Die Kritik an der EZB lässt zunächst eines klar erkennen: Draghi und der Rest des EZB-Direktoriums sind der demokratischen Kontrolle enthoben. Man kann sie nicht abwählen. Es ist dies ja eigentlich die Idee der unabhängigen Zentralbank selbst, dass sie antidemokratisch ist, die Geldpolitik bewusst politischer Kontrolle und demokratischer Willensbildung entzieht und einer Riege von Experten anvertraut.
Immer mehr Befürworter
In der Geburtsstunde der Zentralbank als Institution war von Unabhängigkeit noch keine Rede. Im Gegenteil war die Zentralbank anfangs ja zur Finanzierung von Staatsausgaben gedacht, zum Zweck der Kriegsführung etwa die Bank of England.
Im Laufe der Zeit jedoch gewann die Idee einer unabhängigen Zentralbank mehr und mehr Befürworter, vor allem wegen des vorgeblichen Vorteils, dass sich so niedrigere Inflation und größere Stabilität erzielen ließen, als wenn die Geldpolitik je nach Couleur der jeweiligen Regierung stets neu ausgerichtet würde, was zwangsläufig zu größerer Volatilität führen würde.
Mit der erstaunlichen Erfolgsgeschichte der central bank indepedence hat sich die in Großbritannien lehrende Ökonomin Gulkin Ozkan genauer befasst. Vor allem nach Perioden höherer Inflation in den 1960ern und 1970ern sei die Idee immer attraktiver erschienen, mit unabhängigen Zentralbanken niedrigere Inflationsraten zu erreichen. Grob lässt sich urteilen, dass der Siegeszug des Neoliberalismus mit dem Vormarsch der inflationsfixierten Zentralbankunabhängigkeit zumindest in Teilen überlappt. 1985 etwa theoretisierte der US-Ökonom Kenneth Rogoff in einem einflussreichen Aufsatz, dass eine unabhängige, konservative Zentralbank die optimale Lösung der Geldpolitik sei, weil man so niedrige Inflation fast ohne Kosten bekomme. 1988 zeigten Alberto Alesina und Lawrence Summers, dass eine unabhängige Zentralbank unter fast allen Umständen Inflationsraten verringerte. Die beiden beschrieben die Geldpolitik so, als müsse sich der demokratische Souverän wie Odysseus vor den Sirenengesängen höherer Inflation selbst am Mastbaum einer unabhängigen Zentralbank festbinden: Es gehe darum, die Wünsche der Mehrheit auszuhebeln, um zu erreichen, was für alle besser sei.
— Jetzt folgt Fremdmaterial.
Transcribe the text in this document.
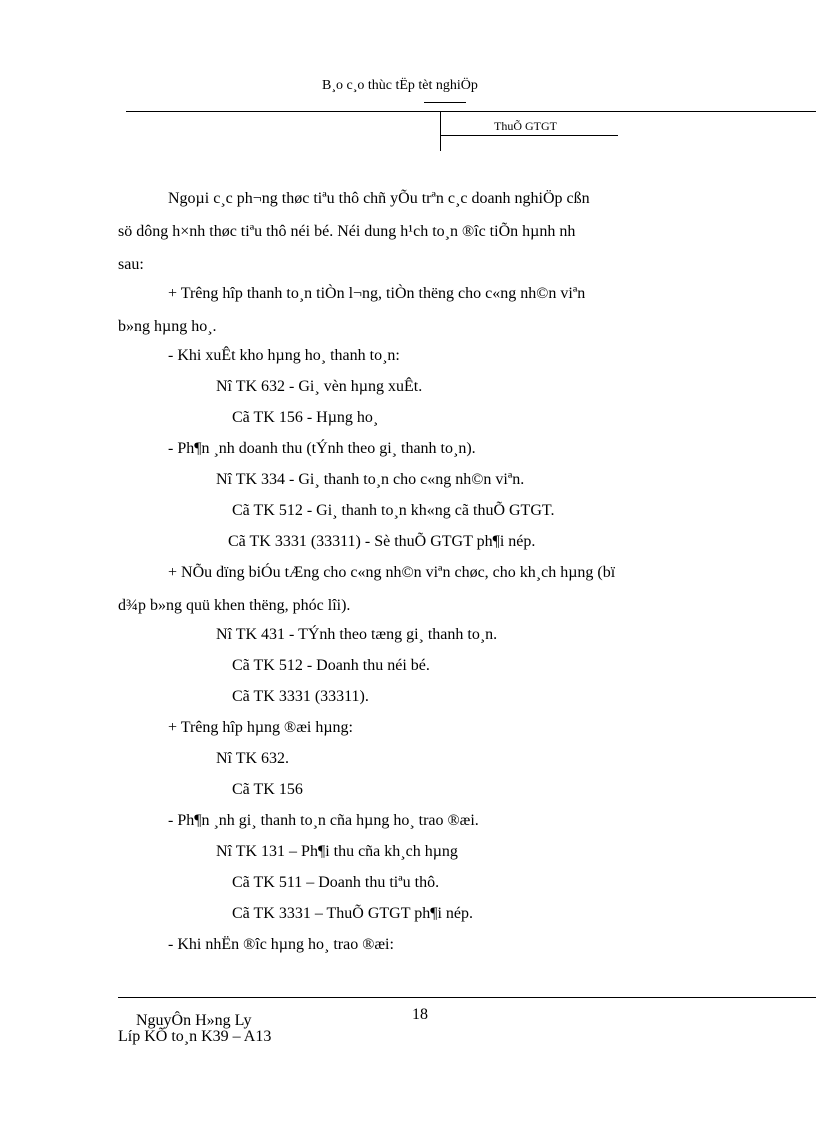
B¸o c¸o thùc tËp tèt nghiÖp
ThuÕ GTGT
Ngoµi c¸c ph¬ng thøc tiªu thô chñ yÕu trªn c¸c doanh nghiÖp cßn
sö dông h×nh thøc tiªu thô néi bé. Néi dung h¹ch to¸n ®îc tiÕn hµnh nh
sau:
+ Trêng hîp thanh to¸n tiÒn l¬ng, tiÒn thëng cho c«ng nh©n viªn
b»ng hµng ho¸.
- Khi xuÊt kho hµng ho¸ thanh to¸n:
Nî TK 632 - Gi¸ vèn hµng xuÊt.
Cã TK 156 - Hµng ho¸
- Ph¶n ¸nh doanh thu (tÝnh theo gi¸ thanh to¸n).
Nî TK 334 - Gi¸ thanh to¸n cho c«ng nh©n viªn.
Cã TK 512 - Gi¸ thanh to¸n kh«ng cã thuÕ GTGT.
Cã TK 3331 (33311) - Sè thuÕ GTGT ph¶i nép.
+ NÕu dïng biÓu tÆng cho c«ng nh©n viªn chøc, cho kh¸ch hµng (bï
d¾p b»ng quü khen thëng, phóc lîi).
Nî TK 431 - TÝnh theo tæng gi¸ thanh to¸n.
Cã TK 512 - Doanh thu néi bé.
Cã TK 3331 (33311).
+ Trêng hîp hµng ®æi hµng:
Nî TK 632.
Cã TK 156
- Ph¶n ¸nh gi¸ thanh to¸n cña hµng ho¸ trao ®æi.
Nî TK 131 – Ph¶i thu cña kh¸ch hµng
Cã TK 511 – Doanh thu tiªu thô.
Cã TK 3331 – ThuÕ GTGT ph¶i nép.
- Khi nhËn ®îc hµng ho¸ trao ®æi:
18
NguyÔn H»ng Ly
Líp KÕ to¸n K39 – A13
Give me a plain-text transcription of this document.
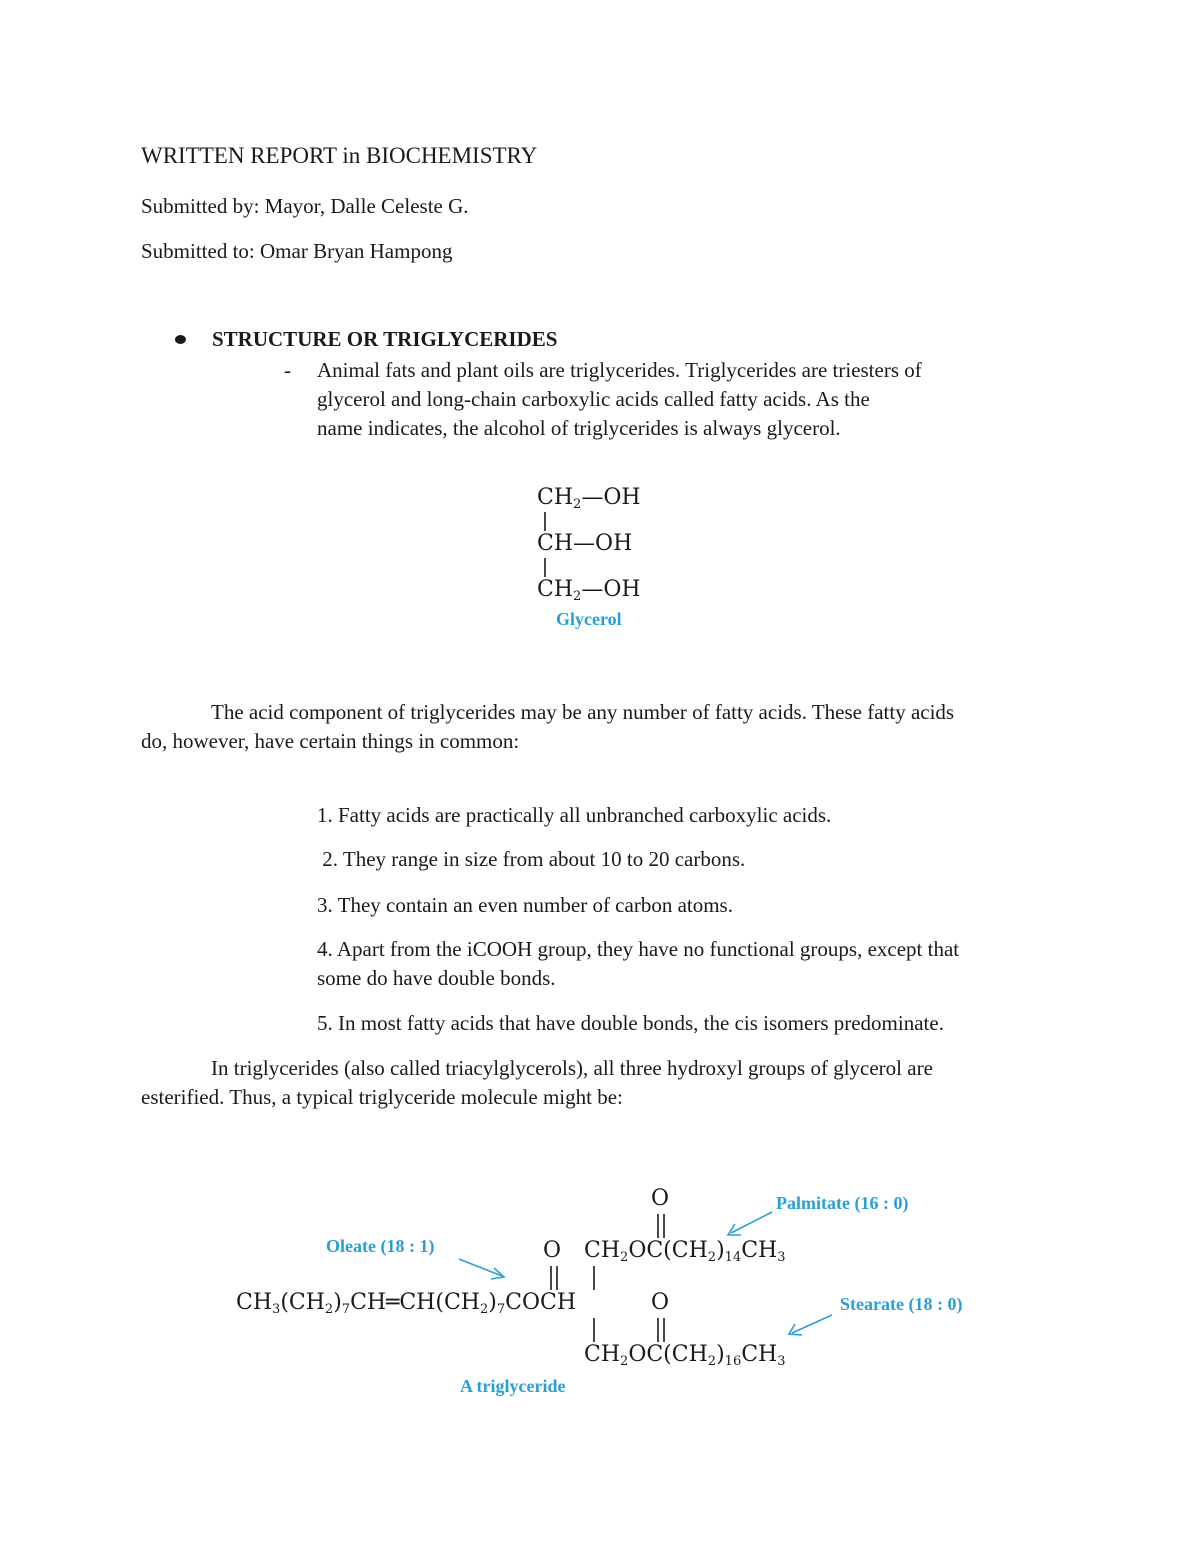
WRITTEN REPORT in BIOCHEMISTRY

Submitted by: Mayor, Dalle Celeste G.

Submitted to: Omar Bryan Hampong

STRUCTURE OR TRIGLYCERIDES

- Animal fats and plant oils are triglycerides. Triglycerides are triesters of

glycerol and long-chain carboxylic acids called fatty acids. As the

name indicates, the alcohol of triglycerides is always glycerol.

$CH_2—OH$
CH—OH
$CH_2—OH$
Glycerol

The acid component of triglycerides may be any number of fatty acids. These fatty acids

do, however, have certain things in common:

1. Fatty acids are practically all unbranched carboxylic acids.

2. They range in size from about 10 to 20 carbons.

3. They contain an even number of carbon atoms.

4. Apart from the iCOOH group, they have no functional groups, except that

some do have double bonds.

5. In most fatty acids that have double bonds, the cis isomers predominate.

In triglycerides (also called triacylglycerols), all three hydroxyl groups of glycerol are

esterified. Thus, a typical triglyceride molecule might be:

O
O
O
$CH_2OC(CH_2)_{14}CH_3$
$CH_3(CH_2)_7CH═CH(CH_2)_7COCH$
$CH_2OC(CH_2)_{16}CH_3$
Oleate (18 : 1)
Palmitate (16 : 0)
Stearate (18 : 0)
A triglyceride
Ozkan verweist auf die verschiedenen Ausgestaltungen der Unabhängkeit: die der Ziele einer- und die der Mittel andererseits. So ist die Bank of England nur beschränkt unabhängig, denn der britische Finanzminister diktiert ihr das Inflationsziel, das sie dann operational unabhängig mit den Mitteln der Geldpolitik zu erreichen versucht. Und während etwa bei der Bundesbank allein die Preisstabilität als Ziel festgelegt ist, haben andere ein weitreichenderes Mandat, etwa die Federal Reserve der USA, die nicht nur die Inflationsrate, sondern auch die realwirtschaftliche Entwicklung und die Arbeitslosigkeit im Blick hat.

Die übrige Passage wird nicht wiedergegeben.